Vivienne Dick has been making films since the 1970s when she first picked up a Super 8 camera in New York and started making films with her friends in the emerging punk scene. Although born in Donegal, the energy and dynamism of Vivienne’s early films could, it seems, have only occurred in New York in the 1970s. Vivienne is now an internationally celebrated artist whose work with the moving image has been truly groundbreaking. Working outside the structure and confines of traditional filmmaking, Vivienne has continuously pushed the boundaries of what is possible to do in cinema. A recent retrospective at IMMA placed Vivienne’s legacy in conversation with that of the legendary photographer Nan Goldin (the two artists have worked together several times, with Vivienne featuring in several of Nan’s more well known works). Nan Goldin has been justly celebrated for taking as her subject those that exist on the periphery of life, those that may well fall through the cracks, and Vivienne’s work can be understood similarly. The films included in

‘Delirious Rhythm’, including two of Vivienne’s own works, have a unique vibrancy. They are out of step with ‘normal’ patterns and ways of seeing and are all the more alive because of it.
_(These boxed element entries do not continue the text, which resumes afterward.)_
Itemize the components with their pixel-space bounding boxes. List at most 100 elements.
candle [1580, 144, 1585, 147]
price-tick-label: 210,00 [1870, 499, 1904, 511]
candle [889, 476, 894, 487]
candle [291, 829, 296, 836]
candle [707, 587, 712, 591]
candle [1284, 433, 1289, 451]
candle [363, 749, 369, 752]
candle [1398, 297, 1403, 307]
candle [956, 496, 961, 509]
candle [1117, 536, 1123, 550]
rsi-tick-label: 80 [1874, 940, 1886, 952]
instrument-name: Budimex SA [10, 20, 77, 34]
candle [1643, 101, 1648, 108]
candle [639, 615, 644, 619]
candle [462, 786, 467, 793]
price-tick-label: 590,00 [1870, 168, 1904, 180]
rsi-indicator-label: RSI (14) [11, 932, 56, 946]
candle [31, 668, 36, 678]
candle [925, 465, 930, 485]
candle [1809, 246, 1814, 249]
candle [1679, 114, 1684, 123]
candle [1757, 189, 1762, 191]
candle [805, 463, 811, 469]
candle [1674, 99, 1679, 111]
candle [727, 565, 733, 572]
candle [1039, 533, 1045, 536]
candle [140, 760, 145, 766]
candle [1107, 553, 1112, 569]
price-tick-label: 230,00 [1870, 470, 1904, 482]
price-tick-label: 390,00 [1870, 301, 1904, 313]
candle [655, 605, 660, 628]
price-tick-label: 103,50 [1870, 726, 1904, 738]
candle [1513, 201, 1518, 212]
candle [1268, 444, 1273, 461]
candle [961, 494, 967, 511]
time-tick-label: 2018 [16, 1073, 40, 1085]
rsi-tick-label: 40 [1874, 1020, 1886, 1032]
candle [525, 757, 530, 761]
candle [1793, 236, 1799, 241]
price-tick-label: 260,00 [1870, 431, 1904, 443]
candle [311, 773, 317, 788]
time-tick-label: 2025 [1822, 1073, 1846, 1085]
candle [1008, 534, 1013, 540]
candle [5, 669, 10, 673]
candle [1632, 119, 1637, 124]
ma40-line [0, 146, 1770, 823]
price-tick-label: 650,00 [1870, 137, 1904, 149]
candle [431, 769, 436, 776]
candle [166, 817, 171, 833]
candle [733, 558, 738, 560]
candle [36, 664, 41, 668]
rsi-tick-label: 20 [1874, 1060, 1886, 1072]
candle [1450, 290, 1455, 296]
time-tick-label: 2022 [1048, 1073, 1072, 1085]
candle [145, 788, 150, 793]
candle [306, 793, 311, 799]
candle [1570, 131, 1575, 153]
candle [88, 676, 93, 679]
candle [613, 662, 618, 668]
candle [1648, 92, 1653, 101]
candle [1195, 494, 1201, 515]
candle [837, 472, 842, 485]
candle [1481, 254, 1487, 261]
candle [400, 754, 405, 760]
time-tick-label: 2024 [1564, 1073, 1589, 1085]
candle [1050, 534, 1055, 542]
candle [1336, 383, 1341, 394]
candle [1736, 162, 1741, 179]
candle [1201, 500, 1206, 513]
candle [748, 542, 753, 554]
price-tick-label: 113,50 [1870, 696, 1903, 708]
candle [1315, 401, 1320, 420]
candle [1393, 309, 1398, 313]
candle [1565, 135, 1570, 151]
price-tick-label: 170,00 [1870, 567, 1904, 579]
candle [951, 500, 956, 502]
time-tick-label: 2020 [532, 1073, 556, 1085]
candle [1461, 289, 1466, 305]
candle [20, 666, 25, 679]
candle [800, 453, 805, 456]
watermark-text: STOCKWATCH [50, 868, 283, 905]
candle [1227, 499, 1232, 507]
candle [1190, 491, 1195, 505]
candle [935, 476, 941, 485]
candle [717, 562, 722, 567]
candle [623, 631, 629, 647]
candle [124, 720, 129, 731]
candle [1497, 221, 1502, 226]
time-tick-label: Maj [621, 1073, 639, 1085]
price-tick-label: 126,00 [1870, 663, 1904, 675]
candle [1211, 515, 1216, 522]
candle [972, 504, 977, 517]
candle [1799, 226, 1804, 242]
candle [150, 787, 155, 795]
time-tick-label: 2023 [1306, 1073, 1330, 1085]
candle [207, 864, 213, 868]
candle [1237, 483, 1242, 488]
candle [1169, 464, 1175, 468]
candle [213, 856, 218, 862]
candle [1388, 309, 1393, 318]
Sarah Browne is an artist based in Ireland whose practice involves sculpture, writing and performance as well as film. Browne co-represented Ireland at the 53rd Venice Biennale with Gareth Kennedy and her highly revered work has been shown widely both in Ireland and abroad. In 2016 she worked closely with artist Jesse Jones to produce ‘In the Shadow of the State’, a project that investigated how female bodies are subjected to the ‘touch’ of the law. For this project Sarah & Jesse collaborated with women who work in law, music, material culture and midwifery. The extraordinary programme Sarah has put together for the ‘aemi’ tour is centred around her own film Report to an Academy which is a powerful adaptation of the Franz Kafka story of the same name. This film follows a character who transforms herself into an octopus in order to find a ‘way out’ of the repressive environment where she works in which she can no longer express herself. Many of the films in Sarah’s programme feature a single protagonist who is working to negotiate institutions of education, illness and beauty, ‘pushing’, as Sarah describes, ‘at the limits of our sense of the possible and what bodies can (or should) do.’